American retailer Walmart Inc. has opened its first smart supermarket in Shenzhen, China equipped with the logistics support of the country’s second largest retailer JD.com and Tencent’s mobile payment system, according to an official WeChat post.
The move deepens Walmart’s existing partnership with long-term ally, the Tencent-JD.com alliance. At the same time, Walmart dropped Alibaba’s Alipay in favor of Tencent’s WeChat in its stores in western China last week.
Walmart’s close relationship with Tencent and JD.com goes back a long way. In 2017, Walmart launched its official online Chinese flagship store on JD.com after increasing its stake in JD.com to 12.1%.
But the newly opened Walmart smart supermarket appears to be a step behind Alibaba, the largest e-commerce company in China that is planning to open dozens of smart supermarkets soon.

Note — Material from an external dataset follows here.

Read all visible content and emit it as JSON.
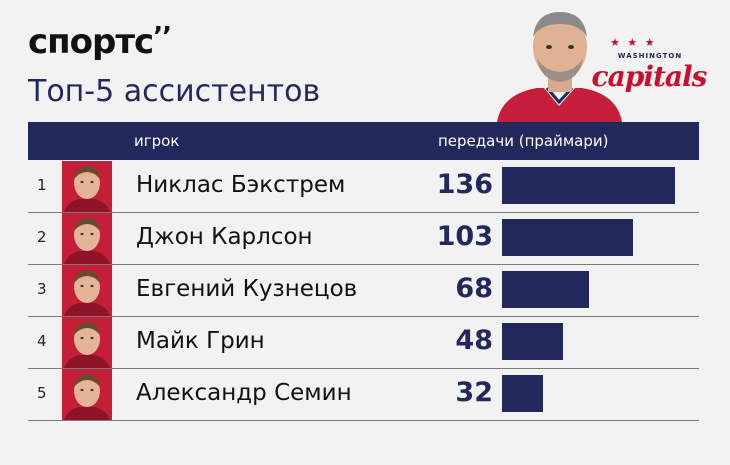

The Walmart Shenzhen store has 1,200-square-meters featuring more than 8,000 items, 7,000 of which are also available online on JD.com and grocery e-commerce platform Daojia. Daojia can delivery goods to customers within two kilometers as fast as 29 minutes, one minute faster than Alibaba’s Hema Supermarket.
The shop also has fast-track mobile payments. Customers can use the mobile payment function embedded in Tencent’s WeChat mini program. Without queuing or downloading the app, customers can simply scan the QR code on a certain item to complete payment.

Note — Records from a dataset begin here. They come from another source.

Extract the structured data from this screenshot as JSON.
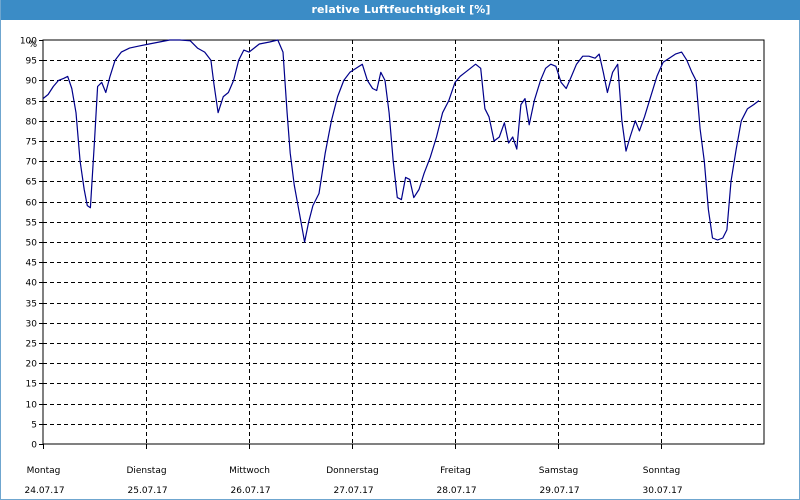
{
  "window": {
    "title": "relative Luftfeuchtigkeit [%]"
  },
  "chart_data": {
    "type": "line",
    "title": "relative Luftfeuchtigkeit [%]",
    "ylabel": "%",
    "xlabel": "",
    "ylim": [
      0,
      100
    ],
    "ytick_step": 5,
    "grid": true,
    "line_color": "#00008b",
    "x_ticks": [
      {
        "day": "Montag",
        "date": "24.07.17"
      },
      {
        "day": "Dienstag",
        "date": "25.07.17"
      },
      {
        "day": "Mittwoch",
        "date": "26.07.17"
      },
      {
        "day": "Donnerstag",
        "date": "27.07.17"
      },
      {
        "day": "Freitag",
        "date": "28.07.17"
      },
      {
        "day": "Samstag",
        "date": "29.07.17"
      },
      {
        "day": "Sonntag",
        "date": "30.07.17"
      }
    ],
    "x_unit": "days since Montag 24.07.17 00:00",
    "xlim": [
      0,
      7
    ],
    "series": [
      {
        "name": "relative Luftfeuchtigkeit",
        "points": [
          [
            0.0,
            85.5
          ],
          [
            0.05,
            86.5
          ],
          [
            0.1,
            88.5
          ],
          [
            0.15,
            90
          ],
          [
            0.2,
            90.5
          ],
          [
            0.24,
            91
          ],
          [
            0.28,
            88
          ],
          [
            0.32,
            82
          ],
          [
            0.36,
            70
          ],
          [
            0.4,
            63
          ],
          [
            0.43,
            59
          ],
          [
            0.46,
            58.5
          ],
          [
            0.5,
            75
          ],
          [
            0.53,
            88.5
          ],
          [
            0.57,
            89.5
          ],
          [
            0.61,
            87
          ],
          [
            0.65,
            91
          ],
          [
            0.7,
            95
          ],
          [
            0.76,
            97
          ],
          [
            0.84,
            98
          ],
          [
            0.93,
            98.5
          ],
          [
            1.03,
            99
          ],
          [
            1.13,
            99.5
          ],
          [
            1.23,
            100
          ],
          [
            1.33,
            100
          ],
          [
            1.43,
            99.8
          ],
          [
            1.5,
            98
          ],
          [
            1.57,
            97
          ],
          [
            1.63,
            95
          ],
          [
            1.66,
            89
          ],
          [
            1.7,
            82
          ],
          [
            1.75,
            86
          ],
          [
            1.8,
            87
          ],
          [
            1.85,
            90
          ],
          [
            1.9,
            95
          ],
          [
            1.95,
            97.5
          ],
          [
            2.0,
            97
          ],
          [
            2.05,
            98
          ],
          [
            2.1,
            99
          ],
          [
            2.2,
            99.5
          ],
          [
            2.28,
            100
          ],
          [
            2.33,
            97
          ],
          [
            2.37,
            82
          ],
          [
            2.4,
            72
          ],
          [
            2.44,
            64
          ],
          [
            2.49,
            57
          ],
          [
            2.54,
            50
          ],
          [
            2.58,
            55
          ],
          [
            2.62,
            59
          ],
          [
            2.68,
            62
          ],
          [
            2.74,
            72
          ],
          [
            2.8,
            80
          ],
          [
            2.86,
            86
          ],
          [
            2.92,
            90
          ],
          [
            2.98,
            92
          ],
          [
            3.04,
            93
          ],
          [
            3.1,
            94
          ],
          [
            3.15,
            90
          ],
          [
            3.2,
            88
          ],
          [
            3.24,
            87.5
          ],
          [
            3.28,
            92
          ],
          [
            3.32,
            90
          ],
          [
            3.36,
            82
          ],
          [
            3.4,
            70
          ],
          [
            3.44,
            61
          ],
          [
            3.48,
            60.5
          ],
          [
            3.52,
            66
          ],
          [
            3.56,
            65.5
          ],
          [
            3.6,
            61
          ],
          [
            3.65,
            63
          ],
          [
            3.7,
            67
          ],
          [
            3.76,
            71
          ],
          [
            3.82,
            76
          ],
          [
            3.88,
            82
          ],
          [
            3.94,
            85
          ],
          [
            4.0,
            89.5
          ],
          [
            4.05,
            91
          ],
          [
            4.1,
            92
          ],
          [
            4.15,
            93
          ],
          [
            4.2,
            94
          ],
          [
            4.25,
            93
          ],
          [
            4.29,
            83
          ],
          [
            4.33,
            81
          ],
          [
            4.38,
            75
          ],
          [
            4.43,
            76
          ],
          [
            4.48,
            79.5
          ],
          [
            4.52,
            74.5
          ],
          [
            4.56,
            76
          ],
          [
            4.6,
            73
          ],
          [
            4.64,
            84
          ],
          [
            4.68,
            85.5
          ],
          [
            4.72,
            79
          ],
          [
            4.77,
            85
          ],
          [
            4.83,
            90
          ],
          [
            4.88,
            93
          ],
          [
            4.93,
            94
          ],
          [
            4.98,
            93.5
          ],
          [
            5.03,
            89.5
          ],
          [
            5.08,
            88
          ],
          [
            5.13,
            91
          ],
          [
            5.18,
            94
          ],
          [
            5.24,
            96
          ],
          [
            5.3,
            96
          ],
          [
            5.36,
            95.5
          ],
          [
            5.4,
            96.5
          ],
          [
            5.44,
            92
          ],
          [
            5.48,
            87
          ],
          [
            5.53,
            92
          ],
          [
            5.58,
            94
          ],
          [
            5.62,
            80
          ],
          [
            5.66,
            72.5
          ],
          [
            5.7,
            76
          ],
          [
            5.75,
            80
          ],
          [
            5.79,
            77.5
          ],
          [
            5.84,
            81
          ],
          [
            5.9,
            86
          ],
          [
            5.96,
            91
          ],
          [
            6.02,
            94.5
          ],
          [
            6.08,
            95.5
          ],
          [
            6.14,
            96.5
          ],
          [
            6.2,
            97
          ],
          [
            6.25,
            95
          ],
          [
            6.3,
            92
          ],
          [
            6.34,
            90
          ],
          [
            6.38,
            78
          ],
          [
            6.42,
            70
          ],
          [
            6.46,
            58
          ],
          [
            6.5,
            51
          ],
          [
            6.55,
            50.5
          ],
          [
            6.6,
            51
          ],
          [
            6.64,
            53
          ],
          [
            6.68,
            65
          ],
          [
            6.73,
            73
          ],
          [
            6.78,
            80
          ],
          [
            6.84,
            83
          ],
          [
            6.9,
            84
          ],
          [
            6.95,
            85
          ]
        ]
      }
    ]
  }
}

Walmart’s new store is in a busy residential area and features free wifi, hot water and fresh cut fruits to provide convenience to local residents. Walmart said it plans to add five more smart supermarkets in Shenzhen, Guangzhou and Dongguan soon.
As Chinese e-commerce firms race to expand their offline presence, smart retail stores and supermarkets equipped with the latest technology have become the new battle filed. In January, JD.com launched its own fresh produce supermarket brand called 7Fresh to rival Alibaba’s Hema Supermarket.